|Yay, a hat trick score from amongst my favourite posters.|
I hadn't heard of Masanobu Fukuoka - he sounds very cool! Something to chase up next time I go to Japan.
My favourite gardening writer is Jackie French. I like her because she's Australian, which means she understands my local conditions, and because she is quite slapdash and laid back, which suits my gardening style. She often validates what I just feel to be right, ideas that go against the orthodoxy of gardening. She makes gardening seem easy, which I like too because I sometimes get overwhelmed by what I have taken on!
She talks about 'almost self-sufficiency', which I really like, because it takes the pressure off trying to reach some perfect ideal of self-sufficiency. Rather, the aim to is do what you can, with the understanding that every lettuce you grow in your back yard is a contribution in so many ways - to the environment by reducing water consumption and greenhouse emissions, to your own health, but perhaps most importantly to a deep sense of satisfaction at having nurtured something which then nurtures you. She has a dream that every suburban back yard has at least a little vegie patch and a bunch of fruit trees, that street trees are fruit and nut trees, that all the fantastic arable land that we waste in australia with lawns and 'entertaining areas' is put to use.

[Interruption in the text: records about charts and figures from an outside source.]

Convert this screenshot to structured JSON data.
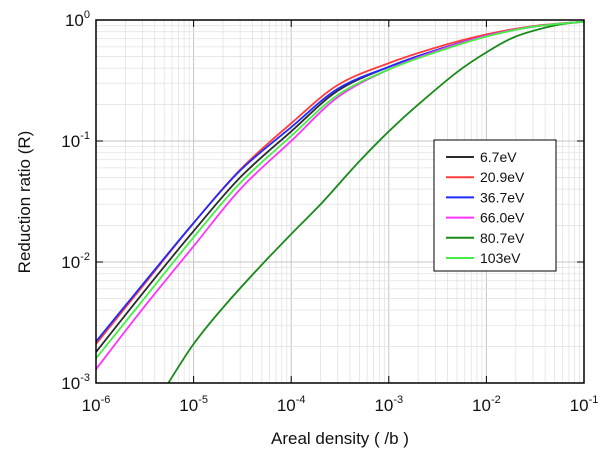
{
  "chart_data": {
    "type": "line",
    "xlabel": "Areal density ( /b )",
    "ylabel": "Reduction ratio (R)",
    "x_scale": "log",
    "y_scale": "log",
    "xlim": [
      1e-06,
      0.1
    ],
    "ylim": [
      0.001,
      1
    ],
    "x_ticks": [
      {
        "base": "10",
        "exp": "-6"
      },
      {
        "base": "10",
        "exp": "-5"
      },
      {
        "base": "10",
        "exp": "-4"
      },
      {
        "base": "10",
        "exp": "-3"
      },
      {
        "base": "10",
        "exp": "-2"
      },
      {
        "base": "10",
        "exp": "-1"
      }
    ],
    "y_ticks": [
      {
        "base": "10",
        "exp": "-3"
      },
      {
        "base": "10",
        "exp": "-2"
      },
      {
        "base": "10",
        "exp": "-1"
      },
      {
        "base": "10",
        "exp": "0"
      }
    ],
    "grid": true,
    "legend_position": "right",
    "series": [
      {
        "name": "6.7eV",
        "color": "#2b2b2b",
        "x": [
          1e-06,
          3e-06,
          1e-05,
          3e-05,
          0.0001,
          0.0003,
          0.001,
          0.003,
          0.01,
          0.03,
          0.1
        ],
        "y": [
          0.0018,
          0.0055,
          0.018,
          0.05,
          0.12,
          0.26,
          0.41,
          0.56,
          0.74,
          0.88,
          0.97
        ]
      },
      {
        "name": "20.9eV",
        "color": "#ff3b3b",
        "x": [
          1e-06,
          3e-06,
          1e-05,
          3e-05,
          0.0001,
          0.0003,
          0.001,
          0.003,
          0.01,
          0.03,
          0.1
        ],
        "y": [
          0.0021,
          0.0063,
          0.021,
          0.058,
          0.14,
          0.29,
          0.44,
          0.59,
          0.76,
          0.89,
          0.97
        ]
      },
      {
        "name": "36.7eV",
        "color": "#1f2bff",
        "x": [
          1e-06,
          3e-06,
          1e-05,
          3e-05,
          0.0001,
          0.0003,
          0.001,
          0.003,
          0.01,
          0.03,
          0.1
        ],
        "y": [
          0.0022,
          0.0065,
          0.021,
          0.057,
          0.13,
          0.27,
          0.41,
          0.56,
          0.74,
          0.88,
          0.97
        ]
      },
      {
        "name": "66.0eV",
        "color": "#ff33ff",
        "x": [
          1e-06,
          3e-06,
          1e-05,
          3e-05,
          0.0001,
          0.0003,
          0.001,
          0.003,
          0.01,
          0.03,
          0.1
        ],
        "y": [
          0.0013,
          0.0041,
          0.0135,
          0.04,
          0.1,
          0.23,
          0.39,
          0.55,
          0.74,
          0.88,
          0.97
        ]
      },
      {
        "name": "80.7eV",
        "color": "#1a8a1a",
        "x": [
          5.5e-06,
          1e-05,
          2e-05,
          5e-05,
          0.0001,
          0.0002,
          0.0005,
          0.001,
          0.002,
          0.005,
          0.01,
          0.02,
          0.05,
          0.1
        ],
        "y": [
          0.001,
          0.0021,
          0.0042,
          0.0095,
          0.017,
          0.03,
          0.068,
          0.12,
          0.2,
          0.37,
          0.54,
          0.73,
          0.9,
          0.97
        ]
      },
      {
        "name": "103eV",
        "color": "#44ee44",
        "x": [
          1e-06,
          3e-06,
          1e-05,
          3e-05,
          0.0001,
          0.0003,
          0.001,
          0.003,
          0.01,
          0.03,
          0.1
        ],
        "y": [
          0.0016,
          0.0048,
          0.016,
          0.045,
          0.11,
          0.24,
          0.39,
          0.54,
          0.73,
          0.88,
          0.97
        ]
      }
    ]
  }
}
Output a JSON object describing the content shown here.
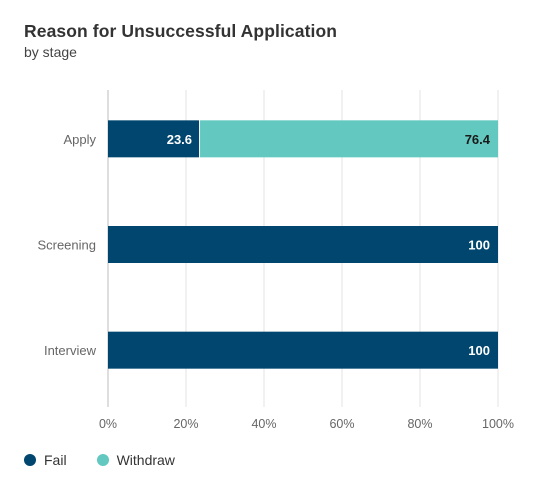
{
  "chart_data": {
    "type": "bar",
    "orientation": "horizontal",
    "stacked": true,
    "title": "Reason for Unsuccessful Application",
    "subtitle": "by stage",
    "categories": [
      "Apply",
      "Screening",
      "Interview"
    ],
    "series": [
      {
        "name": "Fail",
        "color": "#00466f",
        "values": [
          23.6,
          100,
          100
        ]
      },
      {
        "name": "Withdraw",
        "color": "#62c8c0",
        "values": [
          76.4,
          0,
          0
        ]
      }
    ],
    "x_ticks": [
      "0%",
      "20%",
      "40%",
      "60%",
      "80%",
      "100%"
    ],
    "xlim": [
      0,
      100
    ],
    "grid": true,
    "legend_position": "bottom-left"
  }
}
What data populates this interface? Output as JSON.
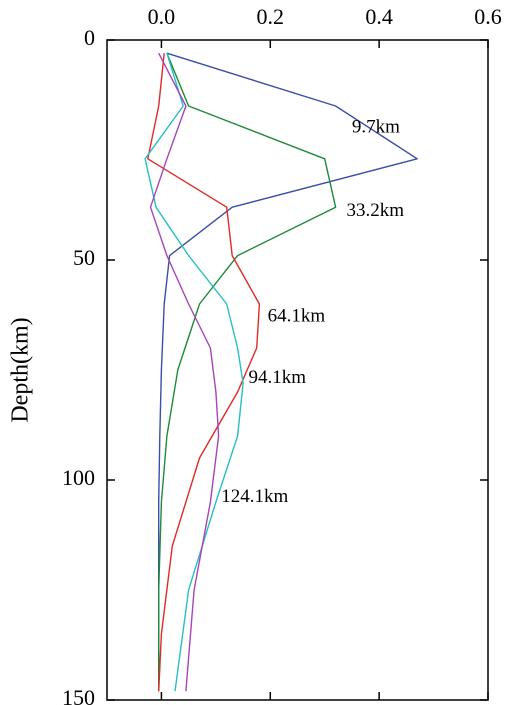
{
  "chart_data": {
    "type": "line",
    "title": "",
    "xlabel": "",
    "ylabel": "Depth(km)",
    "xlim": [
      -0.1,
      0.6
    ],
    "ylim": [
      0,
      150
    ],
    "y_inverted": true,
    "x_axis_position": "top",
    "grid": false,
    "legend": "inline labels",
    "x_ticks": [
      0.0,
      0.2,
      0.4,
      0.6
    ],
    "x_tick_labels": [
      "0.0",
      "0.2",
      "0.4",
      "0.6"
    ],
    "y_ticks": [
      0,
      50,
      100,
      150
    ],
    "y_tick_labels": [
      "0",
      "50",
      "100",
      "150"
    ],
    "series": [
      {
        "label": "9.7km",
        "color": "#3a4fa8",
        "x": [
          0.01,
          0.32,
          0.47,
          0.13,
          0.015,
          0.005,
          0.0,
          -0.003,
          -0.005,
          -0.005,
          -0.005
        ],
        "y": [
          3,
          15,
          27,
          38,
          49,
          60,
          75,
          90,
          105,
          125,
          148
        ],
        "label_at": [
          0.35,
          20
        ]
      },
      {
        "label": "33.2km",
        "color": "#1f8a3a",
        "x": [
          0.01,
          0.05,
          0.3,
          0.32,
          0.14,
          0.07,
          0.03,
          0.01,
          0.0,
          -0.005,
          -0.005
        ],
        "y": [
          3,
          15,
          27,
          38,
          49,
          60,
          75,
          90,
          105,
          125,
          148
        ],
        "label_at": [
          0.34,
          39
        ]
      },
      {
        "label": "64.1km",
        "color": "#e02a26",
        "x": [
          0.005,
          -0.005,
          -0.025,
          0.12,
          0.13,
          0.18,
          0.175,
          0.14,
          0.07,
          0.02,
          0.0,
          -0.005
        ],
        "y": [
          3,
          15,
          27,
          38,
          49,
          60,
          70,
          80,
          95,
          115,
          135,
          148
        ],
        "label_at": [
          0.195,
          63
        ]
      },
      {
        "label": "94.1km",
        "color": "#26c0c4",
        "x": [
          0.01,
          0.04,
          -0.03,
          -0.01,
          0.05,
          0.12,
          0.14,
          0.15,
          0.14,
          0.1,
          0.05,
          0.025
        ],
        "y": [
          3,
          15,
          27,
          38,
          49,
          60,
          70,
          78,
          90,
          105,
          125,
          148
        ],
        "label_at": [
          0.16,
          77
        ]
      },
      {
        "label": "124.1km",
        "color": "#a744b8",
        "x": [
          -0.005,
          0.045,
          0.01,
          -0.02,
          0.01,
          0.05,
          0.09,
          0.1,
          0.105,
          0.09,
          0.06,
          0.045
        ],
        "y": [
          3,
          15,
          27,
          38,
          49,
          60,
          70,
          80,
          90,
          105,
          125,
          148
        ],
        "label_at": [
          0.11,
          104
        ]
      }
    ]
  }
}
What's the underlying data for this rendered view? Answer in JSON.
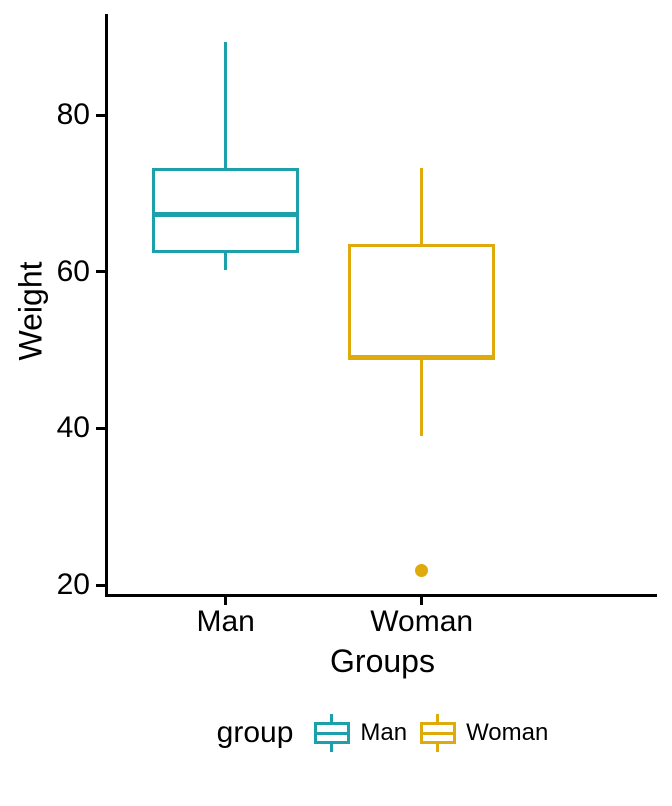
{
  "figure": {
    "background": "#FFFFFF"
  },
  "chart_data": {
    "type": "boxplot",
    "title": "",
    "xlabel": "Groups",
    "ylabel": "Weight",
    "categories": [
      "Man",
      "Woman"
    ],
    "yticks": [
      80,
      60,
      40,
      20
    ],
    "ylim": [
      18.6,
      92.9
    ],
    "grid": false,
    "axis_color": "#000000",
    "text_color": "#000000",
    "series": [
      {
        "name": "Man",
        "color": "#1CA0AC",
        "min": 60.2,
        "q1": 62.4,
        "median": 67.3,
        "q3": 73.2,
        "max": 89.3,
        "outliers": []
      },
      {
        "name": "Woman",
        "color": "#DFAA0C",
        "min": 39.0,
        "q1": 48.9,
        "median": 49.1,
        "q3": 63.5,
        "max": 73.3,
        "outliers": [
          21.9
        ]
      }
    ],
    "legend": {
      "title": "group",
      "position": "bottom",
      "entries": [
        "Man",
        "Woman"
      ]
    }
  }
}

And she does all this in a chatty, fun, engaging style, unlike Bill Mollison who is brilliant but a bit ponderous and up himself. I just watched an interview with him tonight and I was disappointed by how much of an egotistical prick he is.
Sorry if this is all a bit off topic. I guess, to bring it more on topic, something that I would really like to see is local governments, or even the state government, being more proactive about encouraging people to grow even just a small part of their own food - maybe by giving small water restriction exemptions or rainwater tanks to those people who grow vegies. I would love to see more local planning around community gardens and food - I am hoping that the food collective we have joined will focus on locally grown food (I think that's the plan). I live in a pretty awful street, on a main road across from an industrial estate, so most of my local action energy is devoted to trying to reduce air pollution from the factories, but one day I would like to be more involved in other kinds of local sustainability initiatives (not sure why I am so obsessed with the food thing! I guess I just think it is a really neglected area of environmental activism).